O politicamente correto é uma ameaça à liberdade?
Certamente, sim! Nem mesmo permitindo que as pessoas pensem livremente. Proíbe-nos de chegar às conclusões baseadas na razão e nas evidências vistas com nossos próprios olhos. Dissemina o pensamento de que qualquer um que ouse discutir determinados assuntos ou levantar certos fatos é um ser inadequado e inaceitável. Cada vez mais, proíbe o contato com a literatura e com as ideias consideradas passadas, a não ser que façam parte dessa gama bastante estreita do considerado politicamente correto.
Qual a relação entre o narcisismo e o politicamente correto?
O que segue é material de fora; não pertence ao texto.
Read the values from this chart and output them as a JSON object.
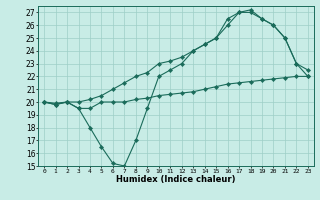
{
  "xlabel": "Humidex (Indice chaleur)",
  "xlim": [
    -0.5,
    23.5
  ],
  "ylim": [
    15,
    27.5
  ],
  "yticks": [
    15,
    16,
    17,
    18,
    19,
    20,
    21,
    22,
    23,
    24,
    25,
    26,
    27
  ],
  "xticks": [
    0,
    1,
    2,
    3,
    4,
    5,
    6,
    7,
    8,
    9,
    10,
    11,
    12,
    13,
    14,
    15,
    16,
    17,
    18,
    19,
    20,
    21,
    22,
    23
  ],
  "bg_color": "#c8ece6",
  "grid_color": "#9ecfc7",
  "line_color": "#1a6b5a",
  "series1_y": [
    20.0,
    19.8,
    20.0,
    19.5,
    19.5,
    20.0,
    20.0,
    20.0,
    20.2,
    20.3,
    20.5,
    20.6,
    20.7,
    20.8,
    21.0,
    21.2,
    21.4,
    21.5,
    21.6,
    21.7,
    21.8,
    21.9,
    22.0,
    22.0
  ],
  "series2_y": [
    20.0,
    19.9,
    20.0,
    20.0,
    20.2,
    20.5,
    21.0,
    21.5,
    22.0,
    22.3,
    23.0,
    23.2,
    23.5,
    24.0,
    24.5,
    25.0,
    26.0,
    27.0,
    27.0,
    26.5,
    26.0,
    25.0,
    23.0,
    22.0
  ],
  "series3_y": [
    20.0,
    19.8,
    20.0,
    19.5,
    18.0,
    16.5,
    15.2,
    15.0,
    17.0,
    19.5,
    22.0,
    22.5,
    23.0,
    24.0,
    24.5,
    25.0,
    26.5,
    27.0,
    27.2,
    26.5,
    26.0,
    25.0,
    23.0,
    22.5
  ]
}
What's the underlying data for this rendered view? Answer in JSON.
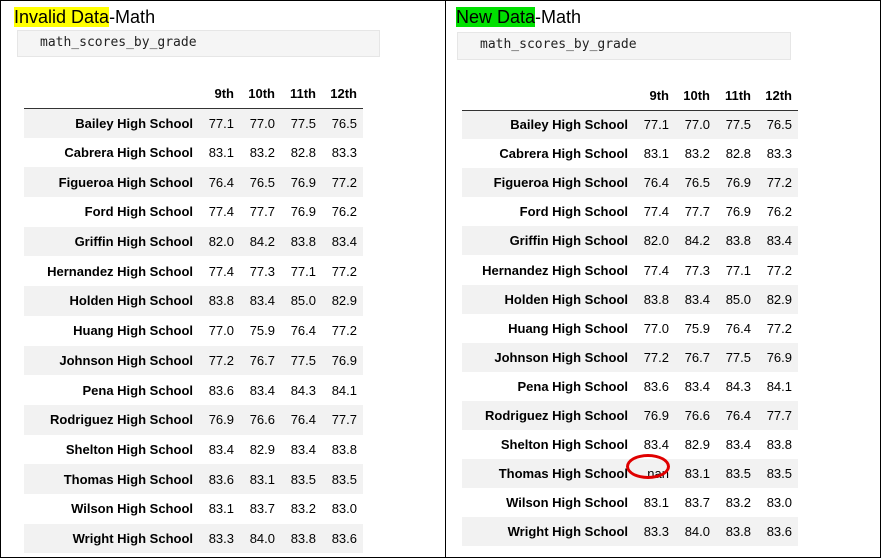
{
  "left_panel": {
    "title_highlight": "Invalid Data",
    "title_rest": "-Math",
    "code": "math_scores_by_grade",
    "columns": [
      "",
      "9th",
      "10th",
      "11th",
      "12th"
    ],
    "rows": [
      {
        "school": "Bailey High School",
        "g9": "77.1",
        "g10": "77.0",
        "g11": "77.5",
        "g12": "76.5"
      },
      {
        "school": "Cabrera High School",
        "g9": "83.1",
        "g10": "83.2",
        "g11": "82.8",
        "g12": "83.3"
      },
      {
        "school": "Figueroa High School",
        "g9": "76.4",
        "g10": "76.5",
        "g11": "76.9",
        "g12": "77.2"
      },
      {
        "school": "Ford High School",
        "g9": "77.4",
        "g10": "77.7",
        "g11": "76.9",
        "g12": "76.2"
      },
      {
        "school": "Griffin High School",
        "g9": "82.0",
        "g10": "84.2",
        "g11": "83.8",
        "g12": "83.4"
      },
      {
        "school": "Hernandez High School",
        "g9": "77.4",
        "g10": "77.3",
        "g11": "77.1",
        "g12": "77.2"
      },
      {
        "school": "Holden High School",
        "g9": "83.8",
        "g10": "83.4",
        "g11": "85.0",
        "g12": "82.9"
      },
      {
        "school": "Huang High School",
        "g9": "77.0",
        "g10": "75.9",
        "g11": "76.4",
        "g12": "77.2"
      },
      {
        "school": "Johnson High School",
        "g9": "77.2",
        "g10": "76.7",
        "g11": "77.5",
        "g12": "76.9"
      },
      {
        "school": "Pena High School",
        "g9": "83.6",
        "g10": "83.4",
        "g11": "84.3",
        "g12": "84.1"
      },
      {
        "school": "Rodriguez High School",
        "g9": "76.9",
        "g10": "76.6",
        "g11": "76.4",
        "g12": "77.7"
      },
      {
        "school": "Shelton High School",
        "g9": "83.4",
        "g10": "82.9",
        "g11": "83.4",
        "g12": "83.8"
      },
      {
        "school": "Thomas High School",
        "g9": "83.6",
        "g10": "83.1",
        "g11": "83.5",
        "g12": "83.5"
      },
      {
        "school": "Wilson High School",
        "g9": "83.1",
        "g10": "83.7",
        "g11": "83.2",
        "g12": "83.0"
      },
      {
        "school": "Wright High School",
        "g9": "83.3",
        "g10": "84.0",
        "g11": "83.8",
        "g12": "83.6"
      }
    ]
  },
  "right_panel": {
    "title_highlight": "New Data",
    "title_rest": "-Math",
    "code": "math_scores_by_grade",
    "columns": [
      "",
      "9th",
      "10th",
      "11th",
      "12th"
    ],
    "rows": [
      {
        "school": "Bailey High School",
        "g9": "77.1",
        "g10": "77.0",
        "g11": "77.5",
        "g12": "76.5"
      },
      {
        "school": "Cabrera High School",
        "g9": "83.1",
        "g10": "83.2",
        "g11": "82.8",
        "g12": "83.3"
      },
      {
        "school": "Figueroa High School",
        "g9": "76.4",
        "g10": "76.5",
        "g11": "76.9",
        "g12": "77.2"
      },
      {
        "school": "Ford High School",
        "g9": "77.4",
        "g10": "77.7",
        "g11": "76.9",
        "g12": "76.2"
      },
      {
        "school": "Griffin High School",
        "g9": "82.0",
        "g10": "84.2",
        "g11": "83.8",
        "g12": "83.4"
      },
      {
        "school": "Hernandez High School",
        "g9": "77.4",
        "g10": "77.3",
        "g11": "77.1",
        "g12": "77.2"
      },
      {
        "school": "Holden High School",
        "g9": "83.8",
        "g10": "83.4",
        "g11": "85.0",
        "g12": "82.9"
      },
      {
        "school": "Huang High School",
        "g9": "77.0",
        "g10": "75.9",
        "g11": "76.4",
        "g12": "77.2"
      },
      {
        "school": "Johnson High School",
        "g9": "77.2",
        "g10": "76.7",
        "g11": "77.5",
        "g12": "76.9"
      },
      {
        "school": "Pena High School",
        "g9": "83.6",
        "g10": "83.4",
        "g11": "84.3",
        "g12": "84.1"
      },
      {
        "school": "Rodriguez High School",
        "g9": "76.9",
        "g10": "76.6",
        "g11": "76.4",
        "g12": "77.7"
      },
      {
        "school": "Shelton High School",
        "g9": "83.4",
        "g10": "82.9",
        "g11": "83.4",
        "g12": "83.8"
      },
      {
        "school": "Thomas High School",
        "g9": "nan",
        "g10": "83.1",
        "g11": "83.5",
        "g12": "83.5"
      },
      {
        "school": "Wilson High School",
        "g9": "83.1",
        "g10": "83.7",
        "g11": "83.2",
        "g12": "83.0"
      },
      {
        "school": "Wright High School",
        "g9": "83.3",
        "g10": "84.0",
        "g11": "83.8",
        "g12": "83.6"
      }
    ],
    "circled_cell_row": "Thomas High School",
    "circled_cell_column": "9th"
  },
  "colors": {
    "invalid_highlight": "#ffff00",
    "new_highlight": "#00e000",
    "circle": "#e00000",
    "row_stripe": "#f2f2f2"
  }
}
Não posso falar sobre narcisismo como patologia, mas certamente o politicamente correto faz com que as pessoas sintam-se seguras ao se confinarem em uma realidade auto-aprovada e auto-criada, permitido-lhes evitar qualquer contato com realidades incômodas que possam desafiar seu autoconceito. Um tipo de segurança muito perigosa — para o indivíduo e para a sociedade como um todo — a longo prazo. O contato com grandes obras literárias e grandes idéias do passado é muito útil para corrigir qualquer ilusão egocentrista de que sabemos tudo, de que somos mais inteligentes e mais virtuosos do que qualquer um, de que somos auto-suficientes e não precisamos de nada nem ninguém fora nós mesmos.